Last night Daniel Woods climbed possibly one of the harder things ever climbed inside, The Bubble Wrap Problem at CATS. Here is the video, produced by CATS guru James O’Connor.
It’s a great effort on Daniel’s part and I think it brings up several interesting points, particularly with the attention this ascent has garnered on the internet. Is this a quirky and relatively unimportant training climb that can provide motivation for the masses? Is there anything to this more than simply watching a strong climber climb something artificial and abstract, like Malcolm Smith in Splinter?
Daniel continuing the tradition of climbing something hard indoors, ala Malcolm Smith.
Or is this a significant ascent that should receive appropriate news coverage? Clearly Daniel doesn’t need to do anything in the gym to establish himself anymore as a good climber, but it is interesting the attention this ascent is being given, and does that attention validate it somehow? One of the many beauties of our sport is that nearly every major achievement has taken place outside, in a natural area, and has for the most part remained unchanged, literally set in stone. This key difference sets climbing and bouldering apart from nearly every sport, and it is one of the reasons I am so interested in it in the first place (having played a number of competitive sports throughout my life). I am reminded of a passage from bouldering legend John Sherman, who writes:
“In the never ending pursuit of beefier forearms and bigger numbers, climbers created the artificial climbing wall. I’m told that the first such wall was built in England at Leeds University in 1964…None of the holds move, yet people still go here to climb year after year. On current artificial walls the surfaces are textured, the holds are changeable, and angles and curves replace the two-dimensionality of their predecessors…Routesetters follow suit and in the end the climbers aren’t forced to adapt to the challenge…”Unclimbable” terrain is the forge from which new technique emerges.”

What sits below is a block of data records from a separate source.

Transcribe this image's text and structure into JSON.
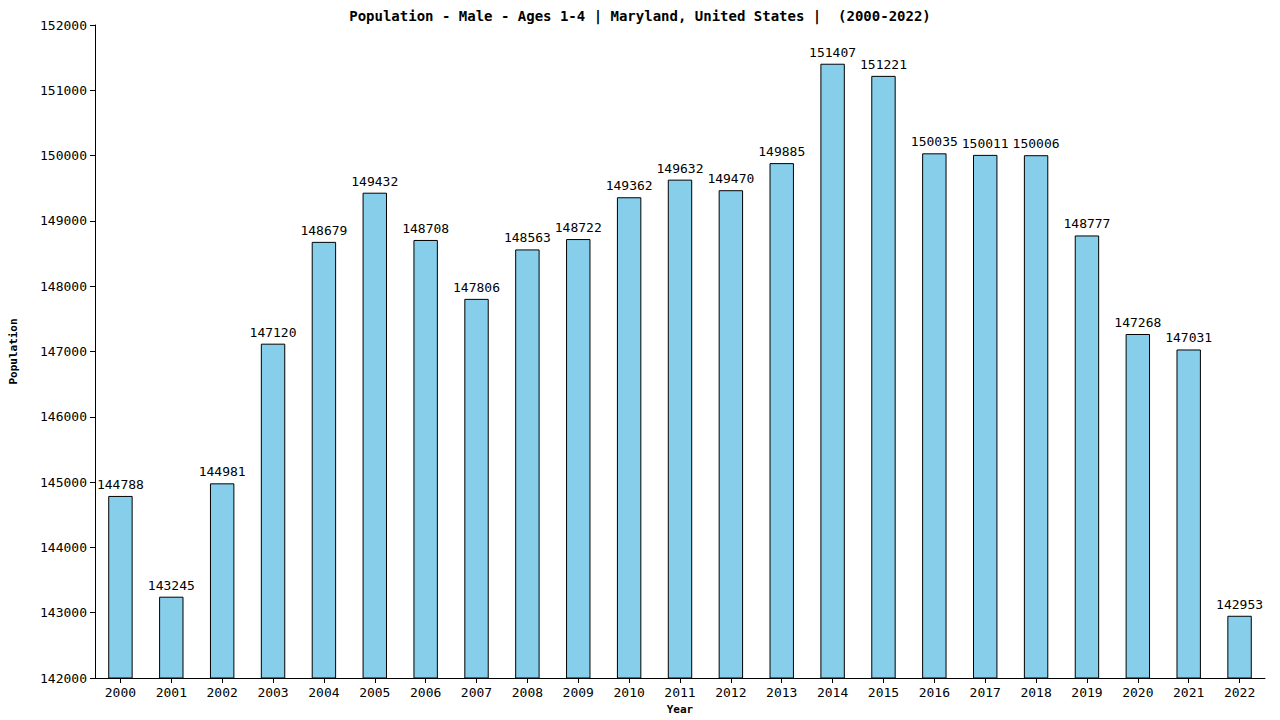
{
  "chart_data": {
    "type": "bar",
    "title": "Population - Male - Ages 1-4 | Maryland, United States |  (2000-2022)",
    "x_label": "Year",
    "y_label": "Population",
    "categories": [
      "2000",
      "2001",
      "2002",
      "2003",
      "2004",
      "2005",
      "2006",
      "2007",
      "2008",
      "2009",
      "2010",
      "2011",
      "2012",
      "2013",
      "2014",
      "2015",
      "2016",
      "2017",
      "2018",
      "2019",
      "2020",
      "2021",
      "2022"
    ],
    "values": [
      144788,
      143245,
      144981,
      147120,
      148679,
      149432,
      148708,
      147806,
      148563,
      148722,
      149362,
      149632,
      149470,
      149885,
      151407,
      151221,
      150035,
      150011,
      150006,
      148777,
      147268,
      147031,
      142953
    ],
    "color": "#87ceeb",
    "ylim": [
      142000,
      152000
    ],
    "yticks": [
      142000,
      143000,
      144000,
      145000,
      146000,
      147000,
      148000,
      149000,
      150000,
      151000,
      152000
    ],
    "grid": false,
    "data_labels": true
  }
}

Is there validity to these kinds of ascents and artificial climbs, or has climbing made a significant step away from one of the tenets on which it was founded on, rock and adventure? Is this ascent important because it breaks new ground in terms of indoor bouldering difficulty, or is his ascent indicative of our ever more computerized and competitive world, ever more indoors, ever more away from the natural arenas from which our sport was born, where climbers don’t have to bend their minds and bodies to the challenges discovered on the rock, but to push their limits as far as we can imagine possible by performing under conditions that are controlled to allow maximum performance? Will there ever be a time when the performances of our top athletes on inside problems represent the paramount creative expressive achievements of our sport, or will those climbs set in stone retain their permanence irrevocably?
So often I leave these posts open ended, but I will add my two cents. While gyms unquestionably have their place, outside remains my home to be inspired. Inspired by the peaks, the valleys, the forests and fens, the mountains and the crumbs of their crumbling crust. Inspired by new and radically shaped boulders unseen, inspired by amazingly shaped holds unexpected, and spectacular new terrain uncovered, ever-changing under the sun, and wind and stars, all so thankfully unimaginable to my creative mind. I couldn’t dream of a more wonderfully complex pallet, and I get to paint on boulders “set by God.” I think Daniel would agree.